The subject of the environment is constantly in the news. Whether it’s climate change protests, international agreements or extreme weather patterns we are all hearing about global warming on a daily basis. Yet also on a daily basis people are continuing to work as if nothing has happened. They get in their polluting vehicles and generate carbon dioxide sitting in traffic jams in order to get to work. They get on aircraft and fly half way round the world to have a meeting face to face with colleagues.

Digital technology has provided us with the means to reduce travel, whether commuting to work or travelling for business, but we still act as if it was’t there. We still expect people to travel to a central location in order to sit in an office and use a computer. They could be sending emails to the person at the next desk or on the other side of the world and they can do this from anywhere. We expect people to attend meetings in person to get the latest information or maybe to be involved in a discussion, despite the fact that this can now be done remotely with freely available technology like Skype or Zoom.

We issue employees with smartphones that allow them to work from anywhere and then insist they still travel in to the workplace. When will we realise we have turned a corner and are now in the digital age? This week is “G for Green” in the WiseWork A to Z series, so now is the time to wake up and take a fresh look at how we work.

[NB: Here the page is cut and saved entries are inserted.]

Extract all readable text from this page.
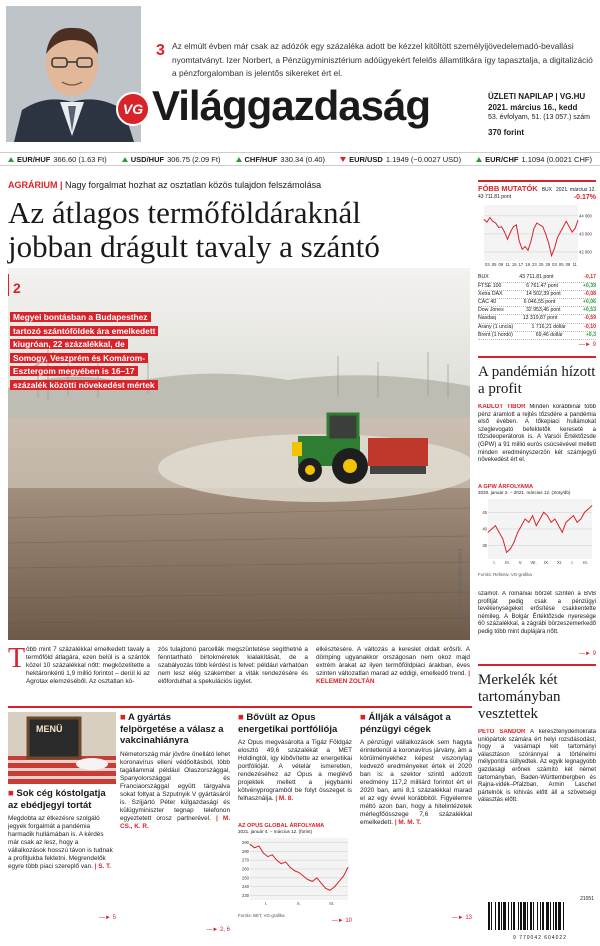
VG
3 Az elmúlt évben már csak az adózók egy százaléka adott be kézzel kitöltött személyijövedelemadó-bevallási nyomtatványt. Izer Norbert, a Pénzügyminisztérium adóügyekért felelős államtitkára így tapasztalja, a digitalizáció a pénzforgalomban is jelentős sikereket ért el.
Világgazdaság	ÜZLETI NAPILAP | VG.HU
2021. március 16., kedd
53. évfolyam, 51. (13 057.) szám
370 forint
EUR/HUF 366.60 (1.63 Ft)	USD/HUF 306.75 (2.09 Ft)	CHF/HUF 330.34 (0.40)	EUR/USD 1.1949 (−0.0027 USD)	EUR/CHF 1.1094 (0.0021 CHF)
AGRÁRIUM | Nagy forgalmat hozhat az osztatlan közös tulajdon felszámolása
Az átlagos termőföldáraknál
jobban drágult tavaly a szántó
2
Megyei bontásban a Budapesthez
tartozó szántóföldek ára emelkedett
kiugróan, 22 százalékkal, de
Somogy, Veszprém és Komárom-
Esztergom megyében is 16–17
százalék közötti növekedést mértek
FOTÓ: MTI – SZIGETVÁRY ZSOLT
T öbb mint 7 százalékkal emelkedett tavaly a termőföld átlagára, ezen belül is a szántók közel 10 százalékkal nőtt: megközelítette a hektáronkénti 1,9 millió forintot – derül ki az Agrotax elemzéséből. Az osztatlan kö-
zös tulajdonú parcellák megszüntetése segíthetné a fenntartható birtokméretek kialakítását, de a szabályozás több kérdést is felvet: például várhatóan nem lesz elég szakember a viták rendezésére és előfordulhat a spekulációs ügylet.
elkésztésére. A változás a kereslet oldalt erősíti. A dömping ugyanakkor országosan nem okoz majd extrém árakat az ilyen termőföldpiaci árakban, éves szinten változatlan marad az eddigi, emelkedő trend. | KELEMEN ZOLTÁN
FŐBB MUTATÓK BUX 2021. március 12.
43 711.81 pont	-0.17%
44 000
43 000
42 000
03 05 09 11 15 17 19 23 25 29 03 05 09 11
BUX	43 711.81 pont	-0,17
FTSE 100	6 761.47 pont	+0,39
Xetra DAX	14 502,39 pont	-0,08
CAC 40	6 046,55 pont	+0,06
Dow Jones	32 953,46 pont	+0,53
Nasdaq	13 319,87 pont	-0,59
Arany (1 uncia)	1 716,21 dollár	-0,10
Brent (1 hordó)	69,46 dollár	+0,3
—► 9
A pandémián hízott a profit
KADLÓT TIBOR Minden korábbinál több pénz áramlott a rejtés tőzsdére a pandémia első évében. A tőkepiaci hullámokat szeglevogató befektetők kereseté a tőzsdeoperátorok is. A Varsói Értéktőzsde (GPW) a 91 millió eurós csúcsévével mellett minden eredményszerzön két számjegyű növekedést ért el.
A GPW ÁRFOLYAMA
2020. január 2. – 2021. március 12. (zloty/db)
45
40
35
I. III. V. VII. IX. XI. I. III.
Forrás: Refinitiv, VG-grafika
számot. A romániai bőrzét szintén a BVB profitját pedig csak a pénzügyi tevékenységeket erősítése csakkentette némileg. A Bolgár Értéktőzsde nyeresége 60 százalékkal, a zágrábi börzeszemerkedő pedig több mint duplájára nőtt.
—► 9
Merkelék két tartományban vesztettek
PETŐ SÁNDOR A kereszténydemokrata uniópártok számára ért helyi rozsdásodást, hogy a vasárnapi két tartományi választáson szóránnyal a történelmi mélypontra süllyedtek. Az egyik legnagyobb gazdasági erőnek számító két német tartományban, Baden-Württembergben és Rajna-vidék–Pfalzban, Armin Laschet pártelnök is kihívás előtt áll a szövetségi választás előtt.
21051
9 770042 604022
MENÜ
■ Sok cég kóstolgatja az ebédjegyi tortát
Megdobta az étkezésre szolgáló jegyek forgalmát a pandémia harmadik hullámában is. A kérdés már csak az lesz, hogy a vállalkozások hosszú távon is tudnak a profitjukba fektetni. Megrendelők egyre több piaci szereplő van. | S. T.
—► 5
■ A gyártás felpörgetése a válasz a vakcinahiányra
Németország már jövőre önellátó lehet koronavírus elleni védőoltásból, több tagállammal például Olaszországgal, Spanyolországgal és Franciaországgal együtt tárgyalva sokat foltyat a Szputnyik V gyártásáról is. Szíjjártó Péter külgazdasági és külügyminiszter tegnap telefonon egyeztetett orosz partnerével. | M. CS., K. R.
—► 2, 6
■ Bővült az Opus energetikai portfóliója
Az Opus megvásárolta a Tigáz Földgáz elosztó 49,6 százalékát a MET Holdingtól, így kibővítette az energetikai portfólióját. A vételár ismeretlen, rendezéséhez az Opus a meglévő projektek mellett a jegybanki kötvényprogramból be folyt összeget is felhasználja. | M. 8.
AZ OPUS GLOBAL ÁRFOLYAMA
2021. január 4. – március 12. (forint)
290
280
270
260
250
240
230
I.	II.	III.
Forrás: BÉT, VG-grafika
—► 10
■ Állják a válságot a pénzügyi cégek
A pénzügyi vállalkozások sem hagyta érintetlenül a koronavírus járvány, ám a körülményekhez képest viszonylag kedvező eredményeket értek el 2020 ban is: a szektor szintű adózott eredmény 117,2 milliárd forintot ért el 2020 ban, ami 8,1 százalékkal marad el az egy évvel korábbitól. Figyelemre méltó azon ban, hogy a hitelintézetek mérlegfőösszege 7,6 százalékkal emelkedett. | M. M. T.
—► 13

The problem is that we have simply added the technology to the old way of working instead of designing work around the new capabilities. We define jobs as being static and insist that people are present to do them, because that’s the way it’s always been. Employment in the 19th and 20th centuries involved people having to be together and under the supervision of a strict boss. We are now in the 21st century where workers do not always have to be in the same place and trusting managers can allow people to choose their own time and place for work.

And, most importantly, we are now in an environmentally aware age. Young people are asking questions about all aspects of modern life and their impact on the planet and work is the one activity that occupies most of adults’ waking hours. Are you ready to answer questions from your employees about the environmental impact of your work patterns?